The famous U.S. writer, Mark Twain, reportedly once stated, “When I was a boy of 14, my father was so ignorant, I could hardly stand to have the old man around. But when I got to be 21, I was astonished at how much the old man had learned in seven years.”
This humorous, but poignant, quote came to mind as I recently reviewed a study commissioned by the Microsoft Corporation in which the data indicate that parents and caregivers exert tremendous influence on the decisions of young people about their future career choices. According to the study, parents are twice as likely as teachers or counselors (and four times as likely as peers) to influence boys about career direction.
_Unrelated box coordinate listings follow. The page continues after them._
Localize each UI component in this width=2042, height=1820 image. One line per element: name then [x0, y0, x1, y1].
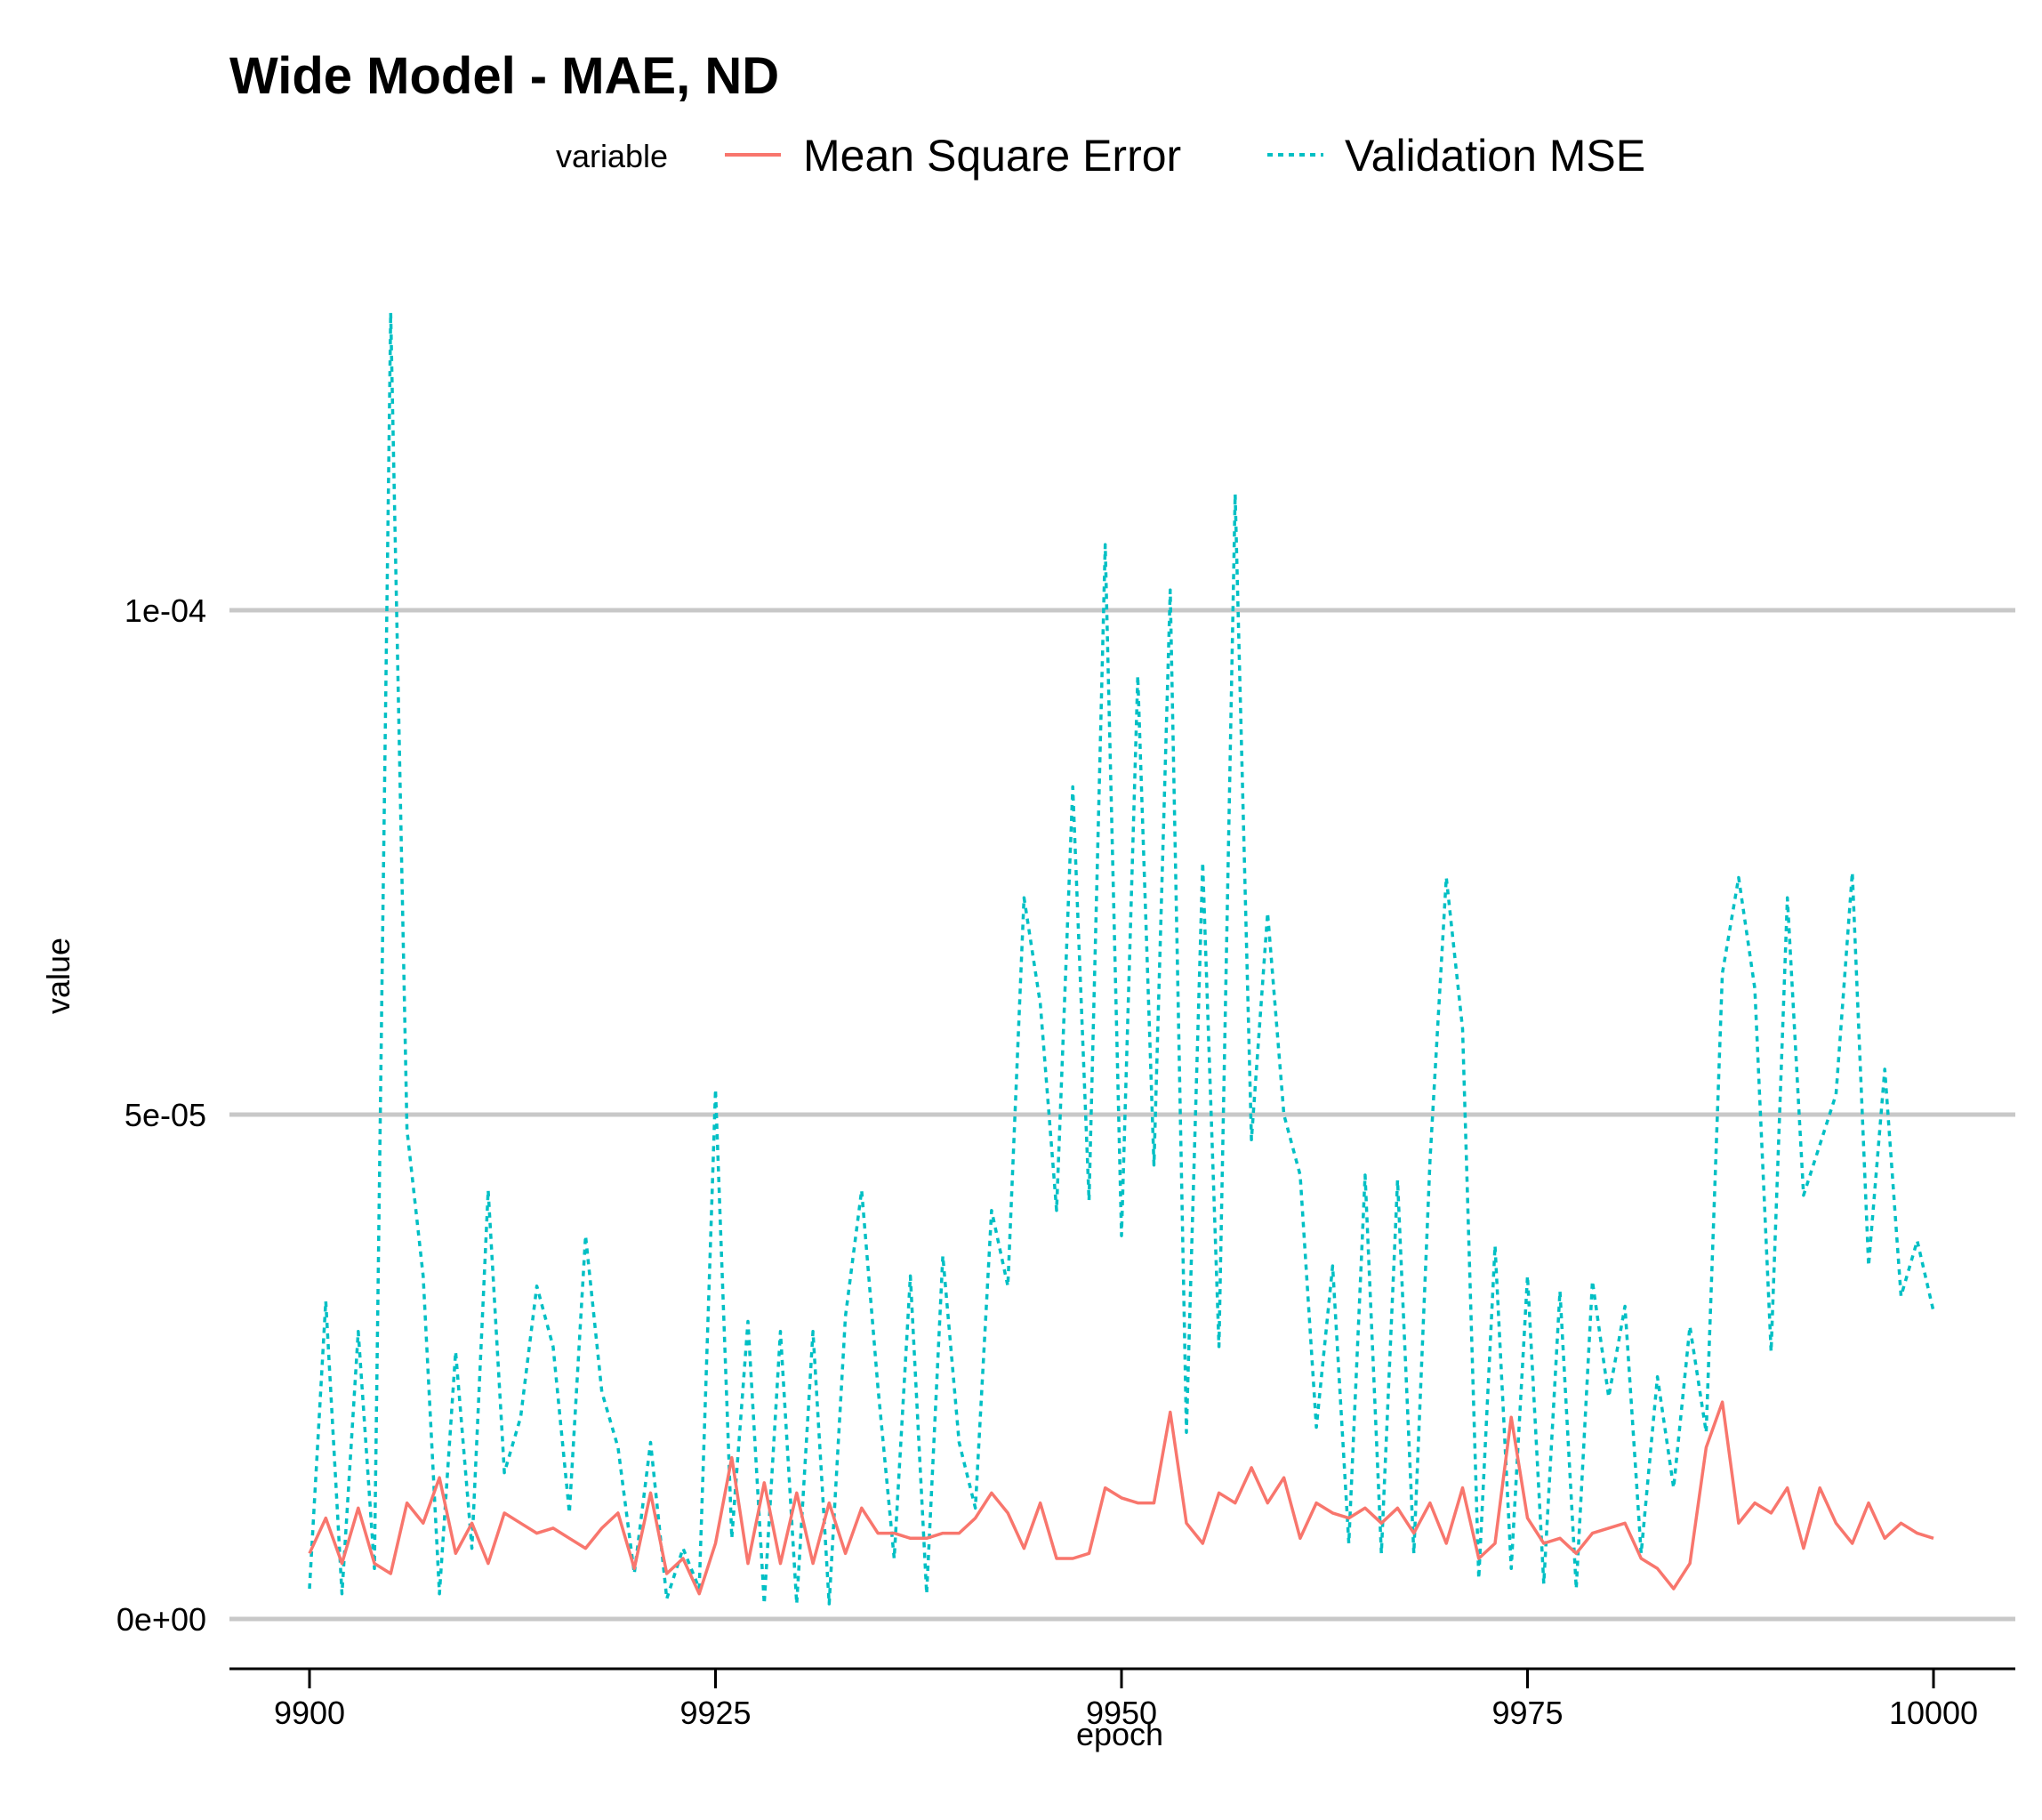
series-line-validation-mse [308, 310, 1935, 1606]
x-tick-label: 9975 [1491, 1695, 1563, 1731]
y-tick-labels: 0e+00 5e-05 1e-04 [117, 592, 206, 1638]
legend-label-val: Validation MSE [1345, 131, 1645, 181]
x-tick-label: 9900 [274, 1695, 345, 1731]
legend-title: variable [556, 138, 668, 174]
x-tick-label: 9950 [1086, 1695, 1157, 1731]
chart-title: Wide Model - MAE, ND [229, 47, 779, 105]
x-tick-label: 9925 [679, 1695, 751, 1731]
y-axis-title: value [40, 938, 76, 1014]
y-tick-label: 1e-04 [125, 592, 206, 629]
y-tick-label: 5e-05 [125, 1097, 206, 1133]
y-tick-label: 0e+00 [117, 1601, 206, 1638]
grid-lines [229, 608, 2015, 1622]
series-line-mean-square-error [308, 1400, 1934, 1596]
legend-label-mse: Mean Square Error [803, 131, 1181, 181]
series-lines [308, 310, 1935, 1606]
x-axis-title: epoch [1076, 1716, 1163, 1752]
legend: variable Mean Square Error Validation MS… [556, 131, 1645, 181]
x-tick-label: 10000 [1889, 1695, 1978, 1731]
x-ticks: 9900 9925 9950 9975 10000 [274, 1669, 1978, 1731]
These numbers, and the significance of parents’ role in the decision-making process, are even higher for girls.
There has been considerable discourse (and some substantive action) to bolster the educational system and provide teachers with the skills needed to raise student proficiency in science, technology, engineering, and math (STEM). Yet recent academic research, combined with our day-to-day observations of science center and museum activities, tells us that it is a passion for science, more than just basic skills, that motivates young people to pursue STEM interests.
Clearly, parents and caregivers can play a vital role in exciting children about science learning and encouraging them to maximize their natural abilities, pursue their dreams, and even translate these interests into rewarding career opportunities. The next generation of career professionals—our future doctors, engineers, researchers, innovators, policy leaders, and informed citizens—is very much in the formative hands of parents and caregivers. With the right tools and guidance, parents today can help prepare a future generation to apply science in support of a more productive and livable world.
And science centers and museums are uniquely positioned to assist them in this role. As we aim to inspire our young visitors and to support their educators, we cannot overlook the need to equip parents and caregivers with the skills and incentives to join in this effort. Science centers are, in most cases, family environments, and we should strive to serve all components of the family unit.
ASTC would like to ask you, our members, for your ideas on ways to help parents develop the confidence and motivation needed to tackle this challenging task. Many ASTC members are already deeply engaged in supportive programming specifically targeted to parents and caregivers. Look for more from ASTC on this topic and join us in our efforts to distribute and expand good practices in this area.